The electricity was there again, but this time it was more like a lightning strike, and in places typically kept safe from that sort of thing.

“You don’t need sequins,” he said. “You sparkle from deep inside.”

The bottom fell out of D.J.’s stomach. Her knees turned to Jell-O. She felt suddenly sober and didn’t like it. She’d come so far, and she wasn’t going to allow fear to back her down. Desperately, she clung to her sexy vamp persona. She tossed her hair and gave him her best impression of a worldly-wise grin.

“Be careful,” she warned him. “If you get too close you might get glitter all over you.”

His eyes narrowed with arousal, then he grinned and pulled her into his arms. “I’m willing to take my chances.”

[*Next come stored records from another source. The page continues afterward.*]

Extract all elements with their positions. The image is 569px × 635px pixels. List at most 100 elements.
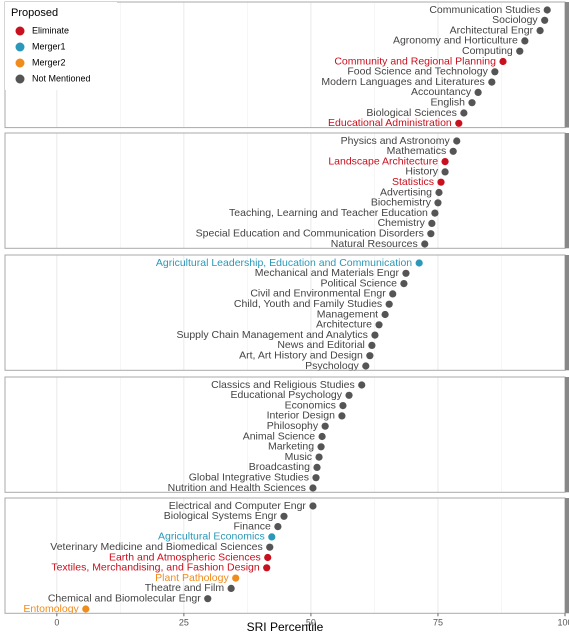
- category-label: Agricultural Economics: [158, 531, 265, 543]
- category-label: Classics and Religious Studies: [211, 379, 355, 391]
- dot: [82, 605, 90, 613]
- category-label: Animal Science: [243, 430, 316, 442]
- dot: [536, 27, 544, 35]
- category-label: Textiles, Merchandising, and Fashion Des…: [51, 562, 260, 574]
- category-label: Landscape Architecture: [328, 155, 438, 167]
- dot: [437, 178, 445, 186]
- category-label: Entomology: [23, 603, 79, 615]
- category-label: Physics and Astronomy: [341, 135, 451, 147]
- dot: [468, 99, 476, 107]
- facet-strip: [565, 133, 569, 249]
- dot: [204, 595, 212, 603]
- legend-key: [15, 74, 25, 84]
- dot: [427, 230, 435, 238]
- dot: [441, 158, 449, 166]
- category-label: Global Integrative Studies: [189, 471, 309, 483]
- dot: [421, 240, 429, 248]
- category-label: Mathematics: [387, 145, 447, 157]
- category-label: Art, Art History and Design: [239, 349, 363, 361]
- category-label: Agricultural Leadership, Education and C…: [156, 257, 412, 269]
- category-label: Management: [317, 308, 378, 320]
- dot: [309, 484, 317, 492]
- category-label: Statistics: [392, 176, 434, 188]
- category-label: News and Editorial: [277, 339, 365, 351]
- category-label: Veterinary Medicine and Biomedical Scien…: [50, 541, 262, 553]
- facet-strip: [565, 498, 569, 614]
- category-label: Interior Design: [267, 410, 335, 422]
- category-label: Chemistry: [378, 217, 426, 229]
- dot: [227, 584, 235, 593]
- dot: [428, 219, 436, 227]
- category-label: Theatre and Film: [145, 582, 225, 594]
- legend-key: [15, 42, 25, 52]
- panel-bg: [5, 377, 565, 493]
- category-label: Biological Sciences: [366, 107, 456, 119]
- dot: [400, 280, 408, 288]
- dot: [402, 269, 410, 277]
- dot: [381, 310, 389, 319]
- category-label: Educational Psychology: [231, 389, 343, 401]
- x-tick-label: 75: [433, 618, 443, 628]
- category-label: Chemical and Biomolecular Engr: [48, 592, 201, 604]
- dot: [491, 68, 499, 76]
- dot: [274, 523, 282, 531]
- category-label: Advertising: [380, 186, 432, 198]
- category-label: Teaching, Learning and Teacher Education: [229, 207, 428, 219]
- category-label: Biochemistry: [371, 197, 432, 209]
- category-label: Accountancy: [411, 86, 472, 98]
- category-label: Electrical and Computer Engr: [169, 500, 307, 512]
- dot: [541, 16, 549, 24]
- dot: [317, 443, 325, 451]
- dot: [232, 574, 240, 582]
- category-label: Marketing: [268, 441, 314, 453]
- dot: [441, 168, 449, 176]
- category-label: Earth and Atmospheric Sciences: [109, 551, 261, 563]
- category-label: Biological Systems Engr: [164, 510, 278, 522]
- category-label: Music: [285, 451, 312, 463]
- panel-bg: [5, 255, 565, 371]
- dot: [280, 512, 288, 520]
- dot: [389, 290, 397, 298]
- dot: [321, 422, 329, 430]
- dot: [474, 88, 482, 96]
- category-label: Natural Resources: [331, 238, 418, 250]
- facet-strip: [565, 255, 569, 371]
- category-label: Civil and Environmental Engr: [250, 288, 386, 300]
- dot: [268, 533, 276, 541]
- dot: [318, 432, 326, 441]
- legend-label: Merger2: [32, 57, 66, 67]
- dot: [368, 341, 376, 349]
- dot: [499, 57, 507, 66]
- dot: [385, 300, 393, 308]
- dot: [345, 391, 353, 399]
- category-label: Plant Pathology: [155, 572, 229, 584]
- dot: [338, 412, 346, 420]
- dot: [455, 119, 463, 127]
- dot: [264, 553, 272, 562]
- dot: [309, 502, 317, 510]
- category-label: Food Science and Technology: [347, 66, 488, 78]
- dot: [358, 381, 366, 389]
- dot: [375, 321, 383, 329]
- category-label: English: [431, 96, 466, 108]
- dot: [521, 37, 529, 45]
- category-label: Computing: [462, 45, 513, 57]
- dot: [460, 109, 468, 117]
- category-label: Psychology: [305, 360, 359, 372]
- legend-label: Eliminate: [32, 25, 69, 35]
- category-label: Special Education and Communication Diso…: [196, 227, 424, 239]
- category-label: Child, Youth and Family Studies: [234, 298, 382, 310]
- legend-key: [15, 26, 25, 36]
- category-label: Educational Administration: [328, 117, 452, 129]
- legend-title: Proposed: [11, 7, 58, 19]
- dot: [315, 453, 323, 461]
- dot: [362, 362, 370, 370]
- dot: [488, 78, 496, 86]
- dot: [543, 6, 551, 14]
- dot: [431, 209, 439, 217]
- category-label: Philosophy: [267, 420, 319, 432]
- category-label: Architectural Engr: [450, 24, 534, 36]
- category-label: Nutrition and Health Sciences: [168, 482, 306, 494]
- category-label: Economics: [285, 399, 336, 411]
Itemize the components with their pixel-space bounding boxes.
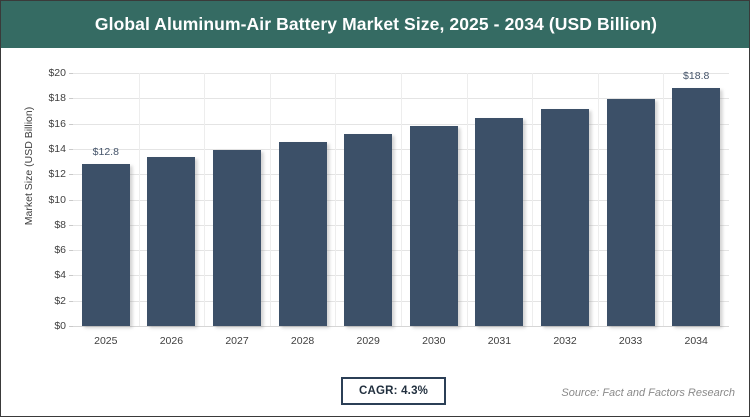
y-axis-tick-label: $2	[54, 294, 66, 307]
y-tick-mark	[69, 123, 73, 125]
gridline-vertical	[532, 73, 534, 326]
x-axis-tick-label-2029: 2029	[356, 335, 380, 347]
y-tick-mark	[69, 275, 73, 277]
x-axis-tick-label-2026: 2026	[159, 335, 184, 347]
gridline-vertical	[663, 73, 665, 326]
x-axis-tick-label-2028: 2028	[290, 335, 315, 347]
y-tick-mark	[69, 326, 73, 327]
y-axis-tick-label: $0	[54, 320, 66, 332]
plot-area: $0 $2 $4 $6 $8 $10 $12 $14 $16 $18 $20 $12.8 2025 202…	[48, 67, 729, 347]
gridline-vertical	[401, 73, 402, 326]
y-axis-tick-label: $10	[48, 193, 66, 206]
bar-2034[interactable]	[672, 88, 721, 326]
x-axis-tick-label-2032: 2032	[553, 335, 577, 347]
y-axis-tick-label: $12	[48, 168, 66, 181]
cagr-badge: CAGR: 4.3%	[341, 377, 447, 405]
source-note: Source: Fact and Factors Research	[561, 387, 735, 399]
x-axis-tick-label-2027: 2027	[225, 335, 249, 347]
bar-value-label-2034: $18.8	[683, 70, 710, 83]
gridline-vertical	[335, 73, 337, 326]
bar-2028[interactable]	[278, 142, 327, 326]
x-axis-tick-label-2031: 2031	[487, 335, 512, 347]
bar-2030[interactable]	[409, 126, 458, 326]
bar-2031[interactable]	[475, 117, 524, 326]
x-axis-tick-label-2030: 2030	[422, 335, 446, 347]
bar-2026[interactable]	[147, 157, 196, 326]
y-tick-mark	[69, 98, 73, 100]
chart-title: Global Aluminum-Air Battery Market Size,…	[94, 14, 658, 34]
gridline-vertical	[269, 73, 271, 326]
y-tick-mark	[69, 224, 73, 226]
y-tick-mark	[69, 148, 73, 150]
chart-header-band: Global Aluminum-Air Battery Market Size,…	[1, 1, 749, 48]
gridline-vertical	[138, 73, 140, 326]
chart-canvas: Market Size (USD Billion) $0 $2 $4 $6 $8 $10 $…	[1, 48, 749, 416]
y-tick-mark	[69, 250, 73, 252]
bar-2029[interactable]	[344, 134, 393, 326]
y-axis-tick-label: $6	[54, 244, 66, 257]
y-tick-mark	[69, 300, 73, 302]
y-axis-tick-label: $20	[48, 67, 66, 79]
y-axis-tick-label: $18	[48, 92, 66, 105]
x-axis-tick-label-2025: 2025	[94, 335, 118, 347]
y-axis-tick-label: $8	[54, 218, 66, 231]
bar-2032[interactable]	[541, 108, 589, 326]
bar-value-label-2025: $12.8	[92, 146, 119, 159]
y-axis-tick-label: $14	[48, 142, 66, 155]
y-tick-mark	[69, 174, 73, 176]
gridline-horizontal	[73, 326, 729, 327]
gridline-vertical	[204, 73, 206, 326]
bar-2033[interactable]	[606, 99, 655, 326]
bar-2025[interactable]	[81, 164, 130, 326]
y-tick-mark	[69, 73, 73, 74]
y-axis-tick-label: $16	[48, 117, 66, 130]
bar-2027[interactable]	[213, 149, 261, 326]
gridline-vertical	[466, 73, 468, 326]
y-axis-title: Market Size (USD Billion)	[23, 106, 35, 226]
y-axis-tick-label: $4	[54, 269, 66, 282]
y-tick-mark	[69, 199, 73, 201]
gridline-vertical	[597, 73, 599, 326]
x-axis-tick-label-2033: 2033	[618, 335, 643, 347]
x-axis-tick-label-2034: 2034	[684, 335, 708, 347]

As a new song began, D.J. felt her hips moving to the beat. “I think
you’re
going to have to dance with
me,
” she said. All around them people jumped and gyrated, when suddenly he brought his mouth down to hers. As their lips touched, the voltage zizzed through her, hot and quick and scorching. She kissed him back with all the expertise she could muster and with all the enthusiasm of the starving. The kiss was everything she’d ever imagined and more, so much more. She didn’t want it to end, she didn’t want to let it go. She persisted, making the most of the moment. It was exactly what she needed and she tried to make it last.

When they finally came up for air, she felt drunker than any champagne could make her.

“Wow.” She felt more than heard him breathe the word against her temple.

She could have easily said the same, but why waste words? Instead, she edged closer to him, letting the desires of her body do all the talking. They swayed together to music that may as well have been in their heads.

“This is so what I’ve needed,” he whispered. Her arms were wrapped around his neck. His hands low on her hips. She wiggled against him, encouraging free rein. A moan escaped from deep in his throat and she felt a brush of lips against her hair. Then he pulled away slightly, as if needing to put distance between them.